The insolvency of Byju’s, a prominent Indian education technology firm once valued at $22 billion, is set to become one of the most significant disruptions in the tech startup sector.
The company, which gained fame by providing online educational courses during the COVID-19 pandemic, is now grappling with a severe financial crisis and a contentious dispute with U.S. lenders over $1 billion in unpaid debts.
A recent survey of Byju’s employees and parents of students, coupled with a review of WhatsApp conversations, reveals a growing sense of urgency and frustration. As the company battles insolvency proceedings, its board is suspended, and its assets are frozen, leaving thousands of employees in a state of financial uncertainty.
Sukirti Mishra, a former math instructor at Byju’s subsidiary WhiteHat Jr., exemplifies the plight of many. Once earning $1,200 a month, Mishra has had to cease teaching due to unpaid wages and mounting personal financial pressures, including medical bills and loan repayments. Her situation has sparked frustration among parents who are now left without the promised educational services.
Byju’s is currently contesting the insolvency proceedings in court, aiming to regain control of its operations. The company has warned that if the insolvency process continues, it may result in a complete shutdown of its services.
Despite these assurances, India’s Supreme Court recently declined Byju’s request to halt the insolvency process, which remains active due to ongoing legal disputes with U.S. lenders.
The financial strain is acutely felt among Byju’s 27,000 employees. With many having gone unpaid for months, there is growing talk of street protests and legal actions. Approximately 3,000 employees have already filed claims with a court-appointed officer, presenting bank statements as proof of their grievances.

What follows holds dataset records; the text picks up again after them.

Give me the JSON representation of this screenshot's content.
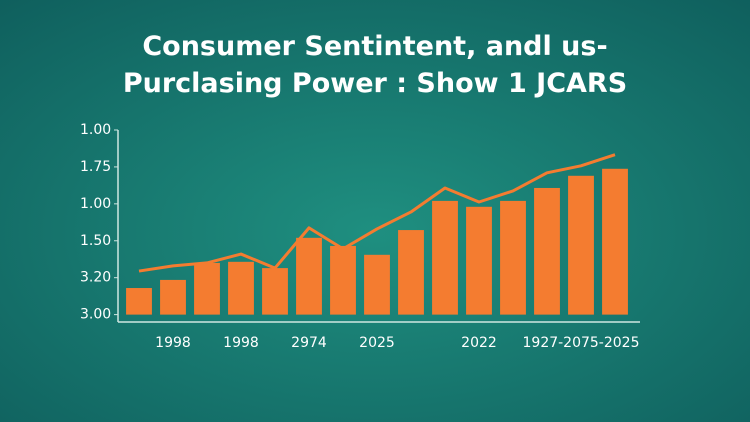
{
  "chart_data": {
    "type": "bar",
    "title": "Consumer Sentintent, andl us-",
    "subtitle": "Purclasing Power : Show 1 JCARS",
    "categories": [
      null,
      "1998",
      null,
      "1998",
      null,
      "2974",
      null,
      "2025",
      null,
      null,
      "2022",
      null,
      null,
      "1927-2075-2025",
      null
    ],
    "series": [
      {
        "type": "bar",
        "color": "#f47c30",
        "values": [
          0.72,
          0.94,
          1.4,
          1.43,
          1.26,
          2.08,
          1.86,
          1.62,
          2.29,
          3.08,
          2.92,
          3.08,
          3.43,
          3.76,
          3.95
        ]
      },
      {
        "type": "line",
        "color": "#f47c30",
        "values": [
          1.18,
          1.32,
          1.4,
          1.64,
          1.26,
          2.35,
          1.78,
          2.32,
          2.78,
          3.43,
          3.05,
          3.35,
          3.84,
          4.03,
          4.33
        ]
      }
    ],
    "ylim": [
      -0.2,
      5
    ],
    "yticks": [
      {
        "value": 0,
        "label": "3.00"
      },
      {
        "value": 1,
        "label": "3.20"
      },
      {
        "value": 2,
        "label": "1.50"
      },
      {
        "value": 3,
        "label": "1.00"
      },
      {
        "value": 4,
        "label": "1.75"
      },
      {
        "value": 5,
        "label": "1.00"
      }
    ]
  }
}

In an internal memo, Byju’s founder and former billionaire Byju Raveendran promised employees that salaries would be paid promptly once the company regains control. However, the path to financial recovery could be lengthy, with potential asset liquidation or a protracted search for a new buyer.
Byju’s, which launched in 2011, has recently faced multiple setbacks, including boardroom exits, delayed financial disclosures, and an auditor resignation. Investors, such as Dutch technology investor Prosus, have accused Raveendran of mismanagement, although he has denied any wrongdoing.
The insolvency of Byju’s is poised to be the largest among India’s tech startups, a sector that has attracted significant investment from firms like SoftBank and Tiger Global. Around 280 employees have filed complaints with a state grievance panel, alleging that the company failed to remit taxes deducted from their salaries to the government.
Affected employees and parents have formed WhatsApp groups with over 2,200 members, discussing strategies to recover their funds. They are contemplating social media campaigns, street protests, or legal action to press their claims. Some parents are even considering tagging former Byju’s brand ambassadors, such as Argentine soccer star Lionel Messi, in social media posts to draw attention to their plight.
Despite the turmoil, Raveendran remains optimistic. In a recent memo, he expressed confidence that Byju’s is on the brink of reversing its negative business cycle and showing signs of recovery. However, the future remains uncertain as the company navigates through one of the most challenging periods in its history.